What we should use align_corners = False

I am very confused with this parameter in pytroch document. According to wiki
https://en.wikipedia.org/wiki/Bilinear_interpolation, the bilinear interpolation formula result is consistent with
align_corners =True. which is defatult before pytorch 0.4.0.
I want to know when should use align_corners=False ??

same problem here.
Someone can help?

Have you seen the note and examples under Upsample? I think they do a great job in explaining why.

Yeah, I check the example under Upsample.
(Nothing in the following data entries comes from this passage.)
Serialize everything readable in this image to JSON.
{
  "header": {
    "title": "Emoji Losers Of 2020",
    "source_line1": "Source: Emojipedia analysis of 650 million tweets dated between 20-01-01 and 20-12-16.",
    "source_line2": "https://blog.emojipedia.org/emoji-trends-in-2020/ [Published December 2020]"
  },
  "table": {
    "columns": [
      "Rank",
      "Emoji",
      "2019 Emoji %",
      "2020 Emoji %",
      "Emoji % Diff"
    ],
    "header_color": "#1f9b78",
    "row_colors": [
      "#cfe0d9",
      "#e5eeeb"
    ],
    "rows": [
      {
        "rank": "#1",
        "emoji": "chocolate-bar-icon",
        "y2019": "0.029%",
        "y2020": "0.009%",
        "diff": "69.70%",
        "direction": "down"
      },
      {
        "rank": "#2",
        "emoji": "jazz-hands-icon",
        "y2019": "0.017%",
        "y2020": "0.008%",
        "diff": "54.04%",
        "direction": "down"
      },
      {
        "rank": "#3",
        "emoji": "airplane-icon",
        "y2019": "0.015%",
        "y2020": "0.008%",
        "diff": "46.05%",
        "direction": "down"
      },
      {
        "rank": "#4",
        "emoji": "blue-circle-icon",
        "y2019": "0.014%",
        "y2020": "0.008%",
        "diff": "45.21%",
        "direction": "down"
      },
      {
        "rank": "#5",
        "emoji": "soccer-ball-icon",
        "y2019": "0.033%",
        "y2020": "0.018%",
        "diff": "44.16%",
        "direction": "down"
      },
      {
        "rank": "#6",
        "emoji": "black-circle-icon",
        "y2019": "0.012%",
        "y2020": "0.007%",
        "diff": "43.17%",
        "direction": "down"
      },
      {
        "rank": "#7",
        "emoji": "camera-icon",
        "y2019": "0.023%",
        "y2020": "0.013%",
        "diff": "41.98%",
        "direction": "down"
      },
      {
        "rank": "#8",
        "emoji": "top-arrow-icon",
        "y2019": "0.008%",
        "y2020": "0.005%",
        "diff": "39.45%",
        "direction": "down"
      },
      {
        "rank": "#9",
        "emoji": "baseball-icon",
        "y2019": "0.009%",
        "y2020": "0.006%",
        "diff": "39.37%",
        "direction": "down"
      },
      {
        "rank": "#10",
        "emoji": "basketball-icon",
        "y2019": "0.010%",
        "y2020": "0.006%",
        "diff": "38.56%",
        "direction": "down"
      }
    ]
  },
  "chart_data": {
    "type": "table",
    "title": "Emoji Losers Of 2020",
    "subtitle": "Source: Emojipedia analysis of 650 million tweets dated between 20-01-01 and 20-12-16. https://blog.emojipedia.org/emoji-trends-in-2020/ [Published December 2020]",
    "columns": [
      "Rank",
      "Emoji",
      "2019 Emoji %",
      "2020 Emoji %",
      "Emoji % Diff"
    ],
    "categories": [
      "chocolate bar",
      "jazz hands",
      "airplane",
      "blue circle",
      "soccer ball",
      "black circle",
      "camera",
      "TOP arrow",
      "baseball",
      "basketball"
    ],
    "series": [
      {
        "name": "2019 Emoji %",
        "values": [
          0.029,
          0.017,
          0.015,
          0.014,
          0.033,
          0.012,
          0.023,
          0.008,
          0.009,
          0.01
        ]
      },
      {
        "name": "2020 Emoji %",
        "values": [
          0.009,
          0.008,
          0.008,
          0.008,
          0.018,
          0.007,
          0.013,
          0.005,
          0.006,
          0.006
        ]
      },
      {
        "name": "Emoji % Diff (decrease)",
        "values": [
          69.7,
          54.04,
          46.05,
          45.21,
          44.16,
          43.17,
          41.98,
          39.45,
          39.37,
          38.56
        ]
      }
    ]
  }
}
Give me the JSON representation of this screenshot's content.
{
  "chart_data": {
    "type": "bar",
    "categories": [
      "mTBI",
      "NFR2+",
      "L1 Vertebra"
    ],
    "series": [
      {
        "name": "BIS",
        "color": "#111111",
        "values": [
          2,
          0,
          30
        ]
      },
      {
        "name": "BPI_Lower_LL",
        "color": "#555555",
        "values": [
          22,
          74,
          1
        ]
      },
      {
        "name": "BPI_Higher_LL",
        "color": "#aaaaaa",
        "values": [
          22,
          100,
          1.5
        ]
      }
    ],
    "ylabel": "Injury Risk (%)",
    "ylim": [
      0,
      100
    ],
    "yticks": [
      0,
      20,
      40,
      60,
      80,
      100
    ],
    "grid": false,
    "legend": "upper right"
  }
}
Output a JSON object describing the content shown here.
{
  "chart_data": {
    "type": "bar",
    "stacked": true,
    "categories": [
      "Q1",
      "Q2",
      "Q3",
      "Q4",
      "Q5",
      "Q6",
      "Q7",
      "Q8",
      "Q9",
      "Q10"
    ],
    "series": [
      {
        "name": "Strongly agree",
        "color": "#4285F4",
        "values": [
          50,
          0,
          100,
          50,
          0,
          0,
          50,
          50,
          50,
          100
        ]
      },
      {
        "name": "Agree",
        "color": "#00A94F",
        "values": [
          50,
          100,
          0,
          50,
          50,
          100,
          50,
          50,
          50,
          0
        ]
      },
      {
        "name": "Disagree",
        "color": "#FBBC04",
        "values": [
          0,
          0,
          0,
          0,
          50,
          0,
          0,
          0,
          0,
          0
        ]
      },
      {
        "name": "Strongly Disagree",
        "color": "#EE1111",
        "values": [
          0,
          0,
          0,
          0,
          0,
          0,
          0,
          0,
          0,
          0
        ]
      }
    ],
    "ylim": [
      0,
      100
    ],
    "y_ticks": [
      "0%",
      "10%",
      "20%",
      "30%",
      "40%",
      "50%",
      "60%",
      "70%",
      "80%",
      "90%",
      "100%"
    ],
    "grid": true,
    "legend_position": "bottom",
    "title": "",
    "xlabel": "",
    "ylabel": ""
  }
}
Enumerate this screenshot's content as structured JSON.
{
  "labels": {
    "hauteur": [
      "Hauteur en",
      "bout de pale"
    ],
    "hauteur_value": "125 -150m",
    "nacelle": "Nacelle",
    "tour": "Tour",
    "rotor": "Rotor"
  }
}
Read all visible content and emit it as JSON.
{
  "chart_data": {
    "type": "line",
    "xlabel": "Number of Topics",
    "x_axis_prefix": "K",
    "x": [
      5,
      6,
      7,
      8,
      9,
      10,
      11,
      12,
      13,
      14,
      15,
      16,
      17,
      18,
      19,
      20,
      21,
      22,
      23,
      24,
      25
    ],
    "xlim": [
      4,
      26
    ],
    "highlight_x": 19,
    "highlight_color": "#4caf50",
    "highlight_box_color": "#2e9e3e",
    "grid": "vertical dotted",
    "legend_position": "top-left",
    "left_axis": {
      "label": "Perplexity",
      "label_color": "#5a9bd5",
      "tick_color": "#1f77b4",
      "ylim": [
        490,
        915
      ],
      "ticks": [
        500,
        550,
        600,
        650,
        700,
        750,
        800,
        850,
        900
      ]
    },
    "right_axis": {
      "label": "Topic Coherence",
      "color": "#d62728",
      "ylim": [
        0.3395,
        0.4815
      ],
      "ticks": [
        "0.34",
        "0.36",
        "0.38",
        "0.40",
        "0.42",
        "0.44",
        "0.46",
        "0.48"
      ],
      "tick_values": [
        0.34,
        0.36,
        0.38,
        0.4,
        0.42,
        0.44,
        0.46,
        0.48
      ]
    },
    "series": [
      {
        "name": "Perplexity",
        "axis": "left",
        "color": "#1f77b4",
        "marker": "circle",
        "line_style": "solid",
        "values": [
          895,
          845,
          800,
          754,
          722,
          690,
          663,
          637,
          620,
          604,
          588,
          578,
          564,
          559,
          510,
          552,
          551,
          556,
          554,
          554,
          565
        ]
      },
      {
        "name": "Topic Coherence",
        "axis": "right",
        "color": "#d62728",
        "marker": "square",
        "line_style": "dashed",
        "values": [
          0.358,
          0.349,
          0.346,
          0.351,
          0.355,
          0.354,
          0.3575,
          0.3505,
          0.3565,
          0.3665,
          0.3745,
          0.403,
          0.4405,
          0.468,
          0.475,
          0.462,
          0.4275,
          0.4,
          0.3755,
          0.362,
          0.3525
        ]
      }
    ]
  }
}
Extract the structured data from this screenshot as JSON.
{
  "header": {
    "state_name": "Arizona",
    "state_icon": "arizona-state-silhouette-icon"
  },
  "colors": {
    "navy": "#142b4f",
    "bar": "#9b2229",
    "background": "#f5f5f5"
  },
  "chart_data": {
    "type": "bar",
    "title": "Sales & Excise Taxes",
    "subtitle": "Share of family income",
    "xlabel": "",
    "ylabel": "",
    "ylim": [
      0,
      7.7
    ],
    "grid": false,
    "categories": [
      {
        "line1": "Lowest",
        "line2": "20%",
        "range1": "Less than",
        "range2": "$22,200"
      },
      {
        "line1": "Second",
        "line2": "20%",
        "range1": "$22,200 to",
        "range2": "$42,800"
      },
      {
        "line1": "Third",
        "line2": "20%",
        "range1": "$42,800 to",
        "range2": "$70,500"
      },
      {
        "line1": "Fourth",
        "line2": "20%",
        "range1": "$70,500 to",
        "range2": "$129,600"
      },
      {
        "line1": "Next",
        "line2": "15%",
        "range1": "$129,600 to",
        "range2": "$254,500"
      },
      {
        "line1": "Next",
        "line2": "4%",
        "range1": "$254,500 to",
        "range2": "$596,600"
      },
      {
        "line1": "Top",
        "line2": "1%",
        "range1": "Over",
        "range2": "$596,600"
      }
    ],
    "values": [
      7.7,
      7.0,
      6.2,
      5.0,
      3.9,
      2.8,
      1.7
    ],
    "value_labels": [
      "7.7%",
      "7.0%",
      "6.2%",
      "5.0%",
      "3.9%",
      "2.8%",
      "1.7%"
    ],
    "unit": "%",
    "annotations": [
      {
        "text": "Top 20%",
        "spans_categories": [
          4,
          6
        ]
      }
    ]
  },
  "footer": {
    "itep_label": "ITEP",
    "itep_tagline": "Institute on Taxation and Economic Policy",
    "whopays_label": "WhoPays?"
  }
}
I don’t get it.

>>> input_3x3 = torch.zeros(3, 3).view(1, 1, 3, 3)
>>> input_3x3[:, :, :2, :2].copy_(input)
tensor([[[[ 1.,  2.],
          [ 3.,  4.]]]])
>>> input_3x3
tensor([[[[ 1.,  2.,  0.],
          [ 3.,  4.,  0.],
          [ 0.,  0.,  0.]]]])

>>> m = nn.Upsample(scale_factor=2, mode='bilinear')  # align_corners=False
>>> # Notice that values in top left corner are the same with the small input (except at boundary)
>>> m(input_3x3)
tensor([[[[ 1.0000,  1.2500,  1.7500,  1.5000,  0.5000,  0.0000],
          [ 1.5000,  1.7500,  2.2500,  1.8750,  0.6250,  0.0000],
          [ 2.5000,  2.7500,  3.2500,  2.6250,  0.8750,  0.0000],
          [ 2.2500,  2.4375,  2.8125,  2.2500,  0.7500,  0.0000],
          [ 0.7500,  0.8125,  0.9375,  0.7500,  0.2500,  0.0000],
          [ 0.0000,  0.0000,  0.0000,  0.0000,  0.0000,  0.0000]]]])

>>> m = nn.Upsample(scale_factor=2, mode='bilinear', align_corners=True)
>>> # Notice that values in top left corner are now changed
>>> m(input_3x3)
tensor([[[[ 1.0000,  1.4000,  1.8000,  1.6000,  0.8000,  0.0000],
          [ 1.8000,  2.2000,  2.6000,  2.2400,  1.1200,  0.0000],
          [ 2.6000,  3.0000,  3.4000,  2.8800,  1.4400,  0.0000],
          [ 2.4000,  2.7200,  3.0400,  2.5600,  1.2800,  0.0000],
          [ 1.2000,  1.3600,  1.5200,  1.2800,  0.6400,  0.0000],
          [ 0.0000,  0.0000,  0.0000,  0.0000,  0.0000,  0.0000]]]])

Whether align_corners is False or True, the left top corner is always 1.

Oh, my mistake. Now I get it.

2 Likes

I will show you a 1-dimension example.

Suppose that you want to resize tensor [0, 1] to [?, ?, ?, ?], so the factor=2.
Now we only care about coordinates.

For mode=‘bilinear’ and align_corners=False, the result is the same with opencv and other popular image processing libraries (I guess). Corresponding coordinates are [-0.25, 0.25, 0.75, 1.25] which are calculate by x_original = (x_upsamle + 0.5) / 2 - 0.5. Then you can these coordinates to interpolate.

For mode=‘bilinear’ and align_corners=True, corresponding coordinates are [0, 1/3, 2/3, 1]. From this, you can see why this is called align_corners=True.

I will be very happy if you find this answer useful.

6 Likes

Talk is cheap, show you the code!

# align_corners = False
# x_ori is the coordinate in original image
# x_up is the coordinate in the upsampled image
x_ori = (x_up + 0.5) / factor - 0.5
# align_corners = True
# h_ori is the height in original image
# h_up is the height in the upsampled image
stride = (h_ori - 1) / (h_up - 1)
x_ori_list = []
# append the first coordinate
x_ori_list.append(0)
for i in range(1, h_up - 1):
    x_ori_list.append(0 + i * stride)
# append the last coordinate
x_ori_list.append(h_ori - 1)
1 Like

I have the same doubt. The corners are the same, what is the difference?

Here is a simple illustration I made showing how a 4x4 image is upsampled to 8x8.

When align_corners=True, pixels are regarded as a grid of points. Points at the corners are aligned.

When align_corners=False, pixels are regarded as 1x1 areas. Area boundaries, rather than their centers, are aligned.

12 Likes

Thanks for your image! Do you know in semantic segmentation task should we use align_corners=True or align_corners=False?